[ExI] Bank of England
dan_ust at yahoo.com
Mon Jun 22 19:15:27 UTC 2009
--- On Fri, 6/19/09, Stefano Vaj <stefano.vaj at gmail.com> wrote:
> On Fri, Jun 19, 2009 at 3:38 PM, Dan<dan_ust at yahoo.com> wrote:
>> The two views are not necessarily opposed. It's a
>> myth that any government is under democratic control -- in
>> the sense that "the people" has a major say in the decision
>> making process in government. All governemnts are rule of a
>> tiny minority over the rest of society. (This is not to say
>> that the rest of society is powerless, but democracy works
>> more to calm the masses than to limit elites.)
> Yes. Another way to put it is that *all* governments (we
> should rather
> say "political regimes", since legislation and regulatory
> administered by career bureaucracy are included here) are
> at least in the sense that they are held accountable for
> what they do
> by the people they rule, so that at the end of the day,
> dissatisfaction leads, if not not to electoral defeat, to
> a revolutionary change.
Yes, but the problem with that is most people won't organize for that sort of thing unless conditions are not only really bad, but they feel it's better than the alternative. Even small groups might be disaffected and still not cause the elites to change their policies. So, be careful with too many platitudes in this direction. By this measure -- the majority always wins in the long-run -- the worst dictatorship or the most absolute monarchy is democratic, so the concept of "democracy" becomes useless for distinguishing between different forms of government. (Rule by a minority, however, seems true and not devoid of empirical content: the masses for the most part will put up with a lot and are basically uninterested in running things. The elites, on the other hand, tolerate less and are very interested in running things; that's why they're elites and not the masses.)
> In this respect, their own interest may or may not
> correspond to the interest of their subjects.

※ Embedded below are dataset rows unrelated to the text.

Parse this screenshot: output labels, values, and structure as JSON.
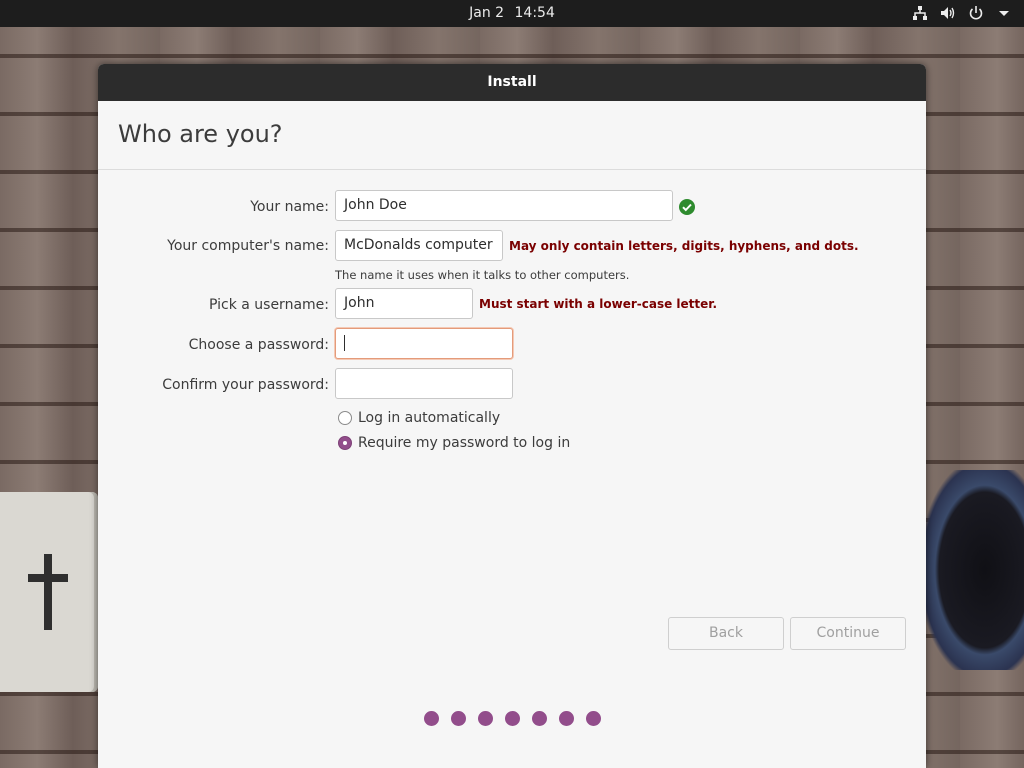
{
  "topbar": {
    "date": "Jan 2",
    "time": "14:54",
    "icons": [
      "network-icon",
      "volume-icon",
      "power-icon",
      "system-menu-chevron-icon"
    ]
  },
  "window": {
    "title": "Install",
    "heading": "Who are you?"
  },
  "form": {
    "name": {
      "label": "Your name:",
      "value": "John Doe",
      "status_icon": "check-circle-icon",
      "status_color": "#2e8b2e"
    },
    "computer_name": {
      "label": "Your computer's name:",
      "value": "McDonalds computer",
      "error": "May only contain letters, digits, hyphens, and dots.",
      "hint": "The name it uses when it talks to other computers."
    },
    "username": {
      "label": "Pick a username:",
      "value": "John",
      "error": "Must start with a lower-case letter."
    },
    "password": {
      "label": "Choose a password:",
      "value": ""
    },
    "confirm_password": {
      "label": "Confirm your password:",
      "value": ""
    },
    "login_options": [
      {
        "label": "Log in automatically",
        "selected": false
      },
      {
        "label": "Require my password to log in",
        "selected": true
      }
    ]
  },
  "buttons": {
    "back": "Back",
    "continue": "Continue"
  },
  "progress": {
    "steps": 7
  },
  "colors": {
    "accent": "#924d8b",
    "error": "#7a0000",
    "focus_border": "#e49b7a"
  }
}
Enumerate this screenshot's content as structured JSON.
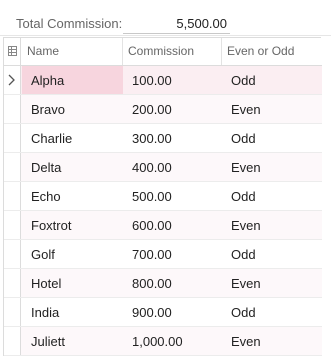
{
  "summary": {
    "label": "Total Commission:",
    "value": "5,500.00"
  },
  "columns": {
    "name": "Name",
    "commission": "Commission",
    "even_odd": "Even or Odd"
  },
  "rows": [
    {
      "name": "Alpha",
      "commission": "100.00",
      "even_odd": "Odd"
    },
    {
      "name": "Bravo",
      "commission": "200.00",
      "even_odd": "Even"
    },
    {
      "name": "Charlie",
      "commission": "300.00",
      "even_odd": "Odd"
    },
    {
      "name": "Delta",
      "commission": "400.00",
      "even_odd": "Even"
    },
    {
      "name": "Echo",
      "commission": "500.00",
      "even_odd": "Odd"
    },
    {
      "name": "Foxtrot",
      "commission": "600.00",
      "even_odd": "Even"
    },
    {
      "name": "Golf",
      "commission": "700.00",
      "even_odd": "Odd"
    },
    {
      "name": "Hotel",
      "commission": "800.00",
      "even_odd": "Even"
    },
    {
      "name": "India",
      "commission": "900.00",
      "even_odd": "Odd"
    },
    {
      "name": "Juliett",
      "commission": "1,000.00",
      "even_odd": "Even"
    }
  ],
  "icons": {
    "select_all": "grid-icon",
    "current_row": "chevron-right-icon"
  },
  "colors": {
    "selected_row": "#fbeef2",
    "selected_cell": "#f7d5de",
    "alt_row": "#fdf8fa"
  }
}
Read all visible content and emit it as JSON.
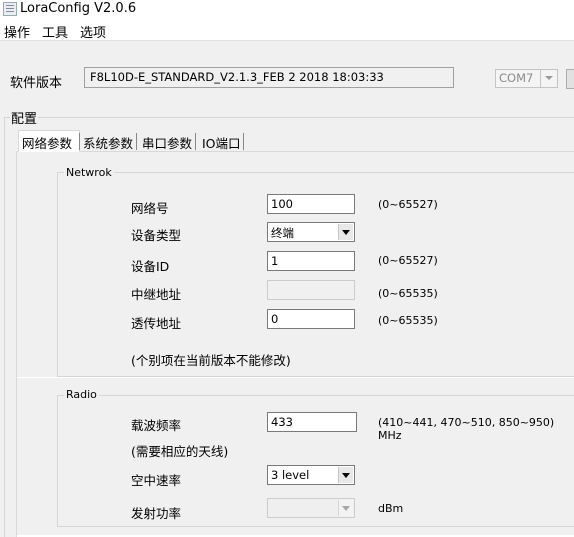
{
  "window": {
    "title": "LoraConfig V2.0.6"
  },
  "menu": {
    "items": [
      "操作",
      "工具",
      "选项"
    ]
  },
  "version": {
    "label": "软件版本",
    "value": "F8L10D-E_STANDARD_V2.1.3_FEB  2 2018 18:03:33"
  },
  "com": {
    "selected": "COM7"
  },
  "config": {
    "legend": "配置",
    "tabs": [
      "网络参数",
      "系统参数",
      "串口参数",
      "IO端口"
    ]
  },
  "network": {
    "legend": "Netwrok",
    "net_id": {
      "label": "网络号",
      "value": "100",
      "hint": "(0~65527)"
    },
    "device_type": {
      "label": "设备类型",
      "value": "终端"
    },
    "device_id": {
      "label": "设备ID",
      "value": "1",
      "hint": "(0~65527)"
    },
    "relay_addr": {
      "label": "中继地址",
      "value": "",
      "hint": "(0~65535)"
    },
    "transparent_addr": {
      "label": "透传地址",
      "value": "0",
      "hint": "(0~65535)"
    },
    "note": "(个别项在当前版本不能修改)"
  },
  "radio": {
    "legend": "Radio",
    "freq": {
      "label": "载波频率",
      "value": "433",
      "hint": "(410~441, 470~510, 850~950)  MHz"
    },
    "antenna_note": "(需要相应的天线)",
    "air_rate": {
      "label": "空中速率",
      "value": "3 level"
    },
    "tx_power": {
      "label": "发射功率",
      "value": "",
      "unit": "dBm"
    }
  }
}
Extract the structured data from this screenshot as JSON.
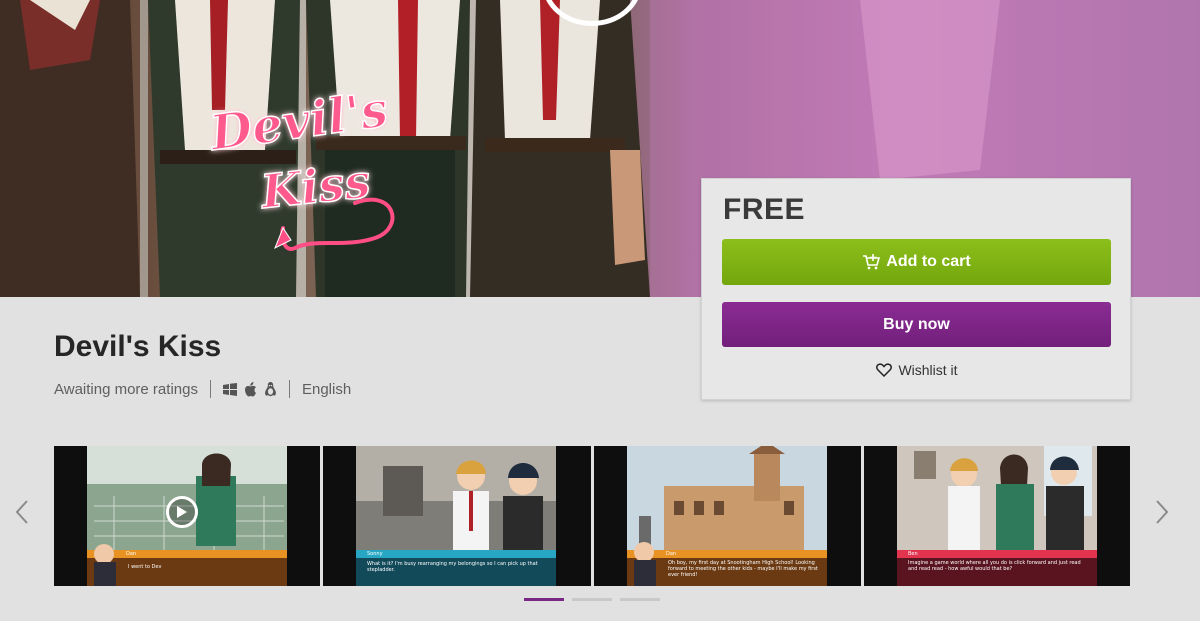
{
  "hero": {
    "logo_text_line1": "Devil's",
    "logo_text_line2": "Kiss"
  },
  "purchase": {
    "price": "FREE",
    "add_to_cart_label": "Add to cart",
    "buy_now_label": "Buy now",
    "wishlist_label": "Wishlist it",
    "colors": {
      "add_to_cart": "#7fb115",
      "buy_now": "#7e2587"
    }
  },
  "product": {
    "title": "Devil's Kiss",
    "rating_text": "Awaiting more ratings",
    "platform_icons": [
      "windows-icon",
      "apple-icon",
      "linux-icon"
    ],
    "language": "English"
  },
  "screenshots": [
    {
      "speaker": "Dan",
      "caption": "I went to Dev",
      "is_video": true
    },
    {
      "speaker": "Sonny",
      "caption": "What is it? I'm busy rearranging my belongings so I can pick up that stepladder."
    },
    {
      "speaker": "Dan",
      "caption": "Oh boy, my first day at Snootingham High School! Looking forward to meeting the other kids - maybe I'll make my first ever friend!"
    },
    {
      "speaker": "Ben",
      "caption": "Imagine a game world where all you do is click forward and just read and read read - how awful would that be?"
    }
  ],
  "carousel": {
    "page_count": 3,
    "active_page": 1,
    "accent_color": "#7b2885"
  }
}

The point is that their interests must clash. After all, the rulers have to live off the ruled. It's fundamentally antagonistic relationship -- and the rulers must maintain this (even if unwittingly) by the illusion that they're necessary and the alternatives are far worse. Rulers who make it appear they're dispensable or that there are better alternatives will, via a Darwinian process, be weeded out by those who can master the illusion.
> For a central bank, which as such is not a
> public agency but a private entity, thus not under the
> direction of
> the government, and the representatives of which does not
> serve at its
> pleasure, its interest exclusively corresponds to... its
> period. And as long as it is protected by law - especially
> monopolistic laws - it is under no pressure to (probably
> cannot even) take into account anything else.
Then you have to explain the empirical fact that central banks almost always tend to support the ruling faction in government via their monetary policies. E.g., Greenspan and, later, Bernanke didn't try to stop inflation which helped to fund the massive spending increases in recent years. And both Fed chiefs did their best, time and again, to orchestrate bailouts during their tenures -- bailouts specifically aimed, it seems, at shoring up big politically connected institutions.
It seems to me that central banks almost always tend to have their self-interest aligning with the ruling government cliques. This is not to say there's a conspiracy, but just that they (central bankers) are appointed by these guys and their (the central bank's) power emanates from its government granted and government enforced control over money and banking. (Of course, the Fed in the US doesn't have total control over banking and the money system. There are other government agencies that also meddle in these areas.)
Also, that the Fed is private in some sense means little here. Freddie Mac and Fannie Mae were regarding as private, but they had an implicit guarantee of being bailed out; they both had a special position in the market, being created by the federal government. So, in some sense, while they were private, they certainly acted like public institutions and had guarantees and privileges none of their competitors had. Were the Fed, Fannie, and Freddie all left to fend for themselves -- i.e., their privileges and support removed -- it's doubtful they wouldn't either go under in short order or have to radically reform.